No matter how many girls I sleep with, how many strip clubs I got to, the truth is and I'll have to just accept, is that I'll never truly top the legendary Rick Dugan. Your work your whole life to try to be somebody but at the end I'm just the knock off brand. The stunt double. Splenda. Pepsi, in fact, Diet Pepsi. Burger King. Greg Norman. Dan Marino.
My white suit is always sort of off white when you look at up close. Almost Egg white dare I say. When I bust down a door into a room and start break dancing there's always one lady who's just not that impressed with the whole thing. (Rick Dugan, always unanimous, always) When I strut down the street to the bee gees, I'm usually slightly out of step.

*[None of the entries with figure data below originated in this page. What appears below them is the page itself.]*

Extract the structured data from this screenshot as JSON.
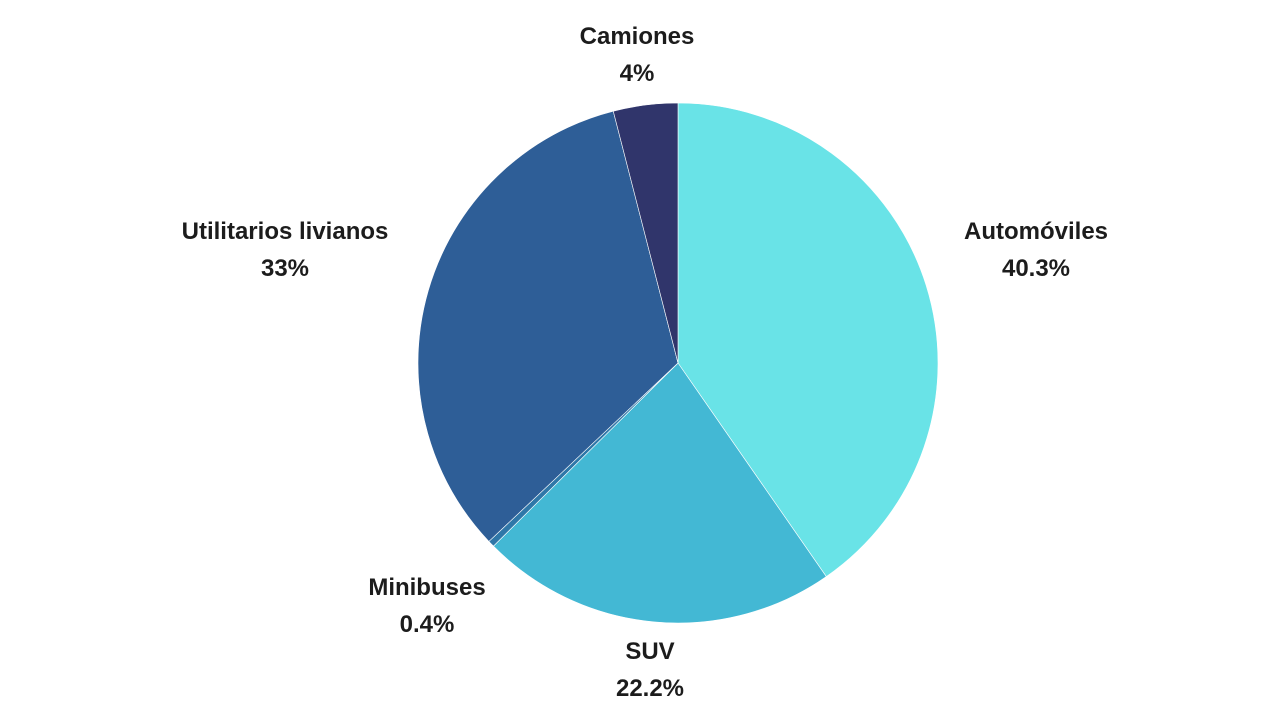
{
  "chart_data": {
    "type": "pie",
    "slices": [
      {
        "label": "Automóviles",
        "value": 40.3,
        "value_label": "40.3%",
        "color": "#69e3e7"
      },
      {
        "label": "SUV",
        "value": 22.2,
        "value_label": "22.2%",
        "color": "#43b8d4"
      },
      {
        "label": "Minibuses",
        "value": 0.4,
        "value_label": "0.4%",
        "color": "#2f77a8"
      },
      {
        "label": "Utilitarios livianos",
        "value": 33,
        "value_label": "33%",
        "color": "#2e5e97"
      },
      {
        "label": "Camiones",
        "value": 4,
        "value_label": "4%",
        "color": "#30356b"
      }
    ],
    "start": "top",
    "direction": "clockwise"
  }
}
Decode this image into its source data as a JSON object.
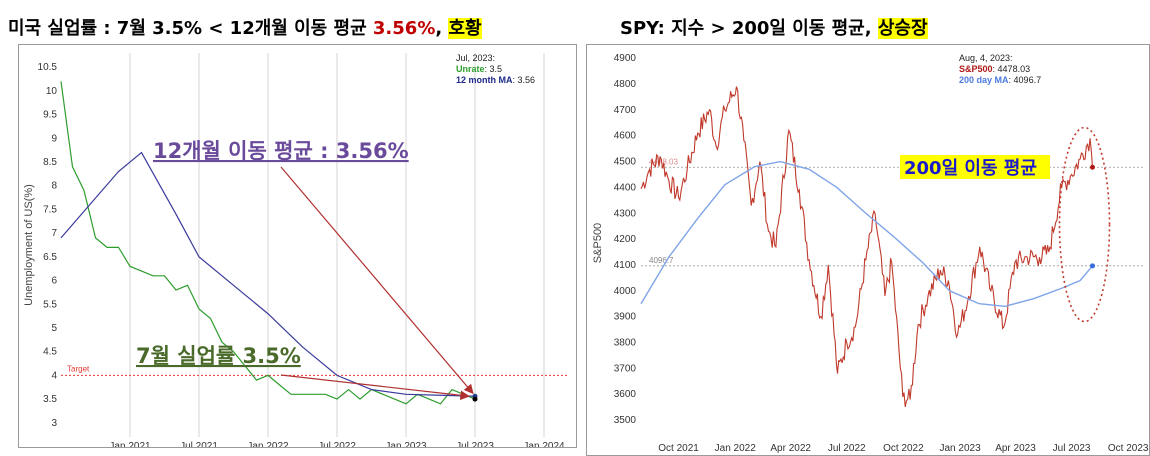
{
  "headlines": {
    "left": {
      "prefix": "미국 실업률 : 7월 3.5% < 12개월 이동 평균 ",
      "value": "3.56%",
      "sep": ", ",
      "verdict": "호황"
    },
    "right": {
      "prefix": "SPY: 지수 > 200일 이동 평균, ",
      "verdict": "상승장"
    }
  },
  "chart_data": [
    {
      "type": "line",
      "ylabel": "Unemployment of US(%)",
      "ylim": [
        2.7,
        10.8
      ],
      "y_ticks": [
        "10.5",
        "10",
        "9.5",
        "9",
        "8.5",
        "8",
        "7.5",
        "7",
        "6.5",
        "6",
        "5.5",
        "5",
        "4.5",
        "4",
        "3.5",
        "3"
      ],
      "x_ticks": [
        "Jan 2021",
        "Jul 2021",
        "Jan 2022",
        "Jul 2022",
        "Jan 2023",
        "Jul 2023",
        "Jan 2024"
      ],
      "info": {
        "date": "Jul, 2023:",
        "unrate_label": "Unrate",
        "unrate_value": "3.5",
        "ma_label": "12 month MA",
        "ma_value": "3.56"
      },
      "target": {
        "label": "Target",
        "value": 4.0,
        "color": "#e53935"
      },
      "annotations": {
        "ma": "12개월 이동 평균 : 3.56%",
        "unrate": "7월 실업률 3.5%"
      },
      "series": [
        {
          "name": "Unrate",
          "color": "#2e9d2e",
          "x": [
            "2020-07",
            "2020-08",
            "2020-09",
            "2020-10",
            "2020-11",
            "2020-12",
            "2021-01",
            "2021-02",
            "2021-03",
            "2021-04",
            "2021-05",
            "2021-06",
            "2021-07",
            "2021-08",
            "2021-09",
            "2021-10",
            "2021-11",
            "2021-12",
            "2022-01",
            "2022-02",
            "2022-03",
            "2022-04",
            "2022-05",
            "2022-06",
            "2022-07",
            "2022-08",
            "2022-09",
            "2022-10",
            "2022-11",
            "2022-12",
            "2023-01",
            "2023-02",
            "2023-03",
            "2023-04",
            "2023-05",
            "2023-06",
            "2023-07"
          ],
          "values": [
            10.2,
            8.4,
            7.9,
            6.9,
            6.7,
            6.7,
            6.3,
            6.2,
            6.1,
            6.1,
            5.8,
            5.9,
            5.4,
            5.2,
            4.7,
            4.5,
            4.2,
            3.9,
            4.0,
            3.8,
            3.6,
            3.6,
            3.6,
            3.6,
            3.5,
            3.7,
            3.5,
            3.7,
            3.6,
            3.5,
            3.4,
            3.6,
            3.5,
            3.4,
            3.7,
            3.6,
            3.5
          ]
        },
        {
          "name": "12 month MA",
          "color": "#3a3a9c",
          "x": [
            "2020-07",
            "2020-12",
            "2021-02",
            "2021-05",
            "2021-07",
            "2021-10",
            "2022-01",
            "2022-04",
            "2022-07",
            "2022-10",
            "2023-01",
            "2023-04",
            "2023-07"
          ],
          "values": [
            6.9,
            8.3,
            8.7,
            7.4,
            6.5,
            5.9,
            5.3,
            4.6,
            4.0,
            3.7,
            3.6,
            3.58,
            3.56
          ]
        }
      ]
    },
    {
      "type": "line",
      "ylabel": "S&P500",
      "ylim": [
        3450,
        4920
      ],
      "y_ticks": [
        "4900",
        "4800",
        "4700",
        "4600",
        "4500",
        "4400",
        "4300",
        "4200",
        "4100",
        "4000",
        "3900",
        "3800",
        "3700",
        "3600",
        "3500"
      ],
      "x_ticks": [
        "Oct 2021",
        "Jan 2022",
        "Apr 2022",
        "Jul 2022",
        "Oct 2022",
        "Jan 2023",
        "Apr 2023",
        "Jul 2023",
        "Oct 2023"
      ],
      "info": {
        "date": "Aug, 4, 2023:",
        "spx_label": "S&P500",
        "spx_value": "4478.03",
        "ma_label": "200 day MA",
        "ma_value": "4096.7"
      },
      "ref_labels": {
        "spx": "4478.03",
        "ma": "4096.7"
      },
      "annotations": {
        "ma": "200일 이동 평균"
      },
      "series": [
        {
          "name": "S&P500",
          "color": "#c0392b",
          "x": [
            "2021-08-01",
            "2021-08-15",
            "2021-09-01",
            "2021-09-15",
            "2021-10-01",
            "2021-10-15",
            "2021-11-01",
            "2021-11-20",
            "2021-12-01",
            "2021-12-15",
            "2022-01-03",
            "2022-01-15",
            "2022-01-27",
            "2022-02-10",
            "2022-02-24",
            "2022-03-08",
            "2022-03-29",
            "2022-04-15",
            "2022-05-01",
            "2022-05-20",
            "2022-06-01",
            "2022-06-16",
            "2022-07-01",
            "2022-07-15",
            "2022-08-01",
            "2022-08-16",
            "2022-09-01",
            "2022-09-12",
            "2022-09-30",
            "2022-10-12",
            "2022-10-25",
            "2022-11-10",
            "2022-11-30",
            "2022-12-13",
            "2022-12-28",
            "2023-01-15",
            "2023-02-02",
            "2023-02-20",
            "2023-03-13",
            "2023-03-31",
            "2023-04-20",
            "2023-05-10",
            "2023-05-25",
            "2023-06-15",
            "2023-07-01",
            "2023-07-15",
            "2023-07-31",
            "2023-08-04"
          ],
          "values": [
            4395,
            4470,
            4520,
            4430,
            4360,
            4470,
            4610,
            4700,
            4560,
            4700,
            4790,
            4580,
            4330,
            4500,
            4230,
            4170,
            4620,
            4390,
            4120,
            3900,
            4100,
            3680,
            3800,
            3860,
            4120,
            4300,
            3980,
            4110,
            3590,
            3580,
            3870,
            3980,
            4080,
            4040,
            3830,
            3980,
            4170,
            4000,
            3860,
            4110,
            4130,
            4130,
            4150,
            4400,
            4450,
            4510,
            4590,
            4478
          ]
        },
        {
          "name": "200 day MA",
          "color": "#7fa4e8",
          "x": [
            "2021-08-01",
            "2021-09-15",
            "2021-11-01",
            "2021-12-15",
            "2022-02-01",
            "2022-03-15",
            "2022-05-01",
            "2022-06-15",
            "2022-08-01",
            "2022-09-15",
            "2022-11-01",
            "2022-12-15",
            "2023-02-01",
            "2023-03-15",
            "2023-05-01",
            "2023-06-15",
            "2023-07-15",
            "2023-08-04"
          ],
          "values": [
            3950,
            4130,
            4280,
            4410,
            4480,
            4500,
            4470,
            4400,
            4300,
            4210,
            4110,
            4000,
            3950,
            3940,
            3970,
            4010,
            4040,
            4096.7
          ]
        }
      ]
    }
  ]
}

I'll go to my grave knowing that I'll just never be Rick Dugan. I always wanted to bitches flock to me whenever I step in room, 😿 sniff, excuse me...I'm sorry....sorry everyone.... it always my dream. But just know....just know that I gave it my all.


Muddy ape, if you think you’re qualified to be the dugan’s stunt double you’re sorely mistaken.
Lemme tell you somethin’ muddy ape. There is a reason why there is no muddy the lion. No self-respecting lion would ever call himself muddy. Muddy just ain’t cool enough to be a lion name.
You know what name is cool enough for the coolest lion? That’s right…rick! As the coolest lion on the planet - and therefore the coolest non-barnacle organism - yours truly gets to go by rick. Since the dugan is the coolest hairless ape on the planet he goes by rick as well. See how that works?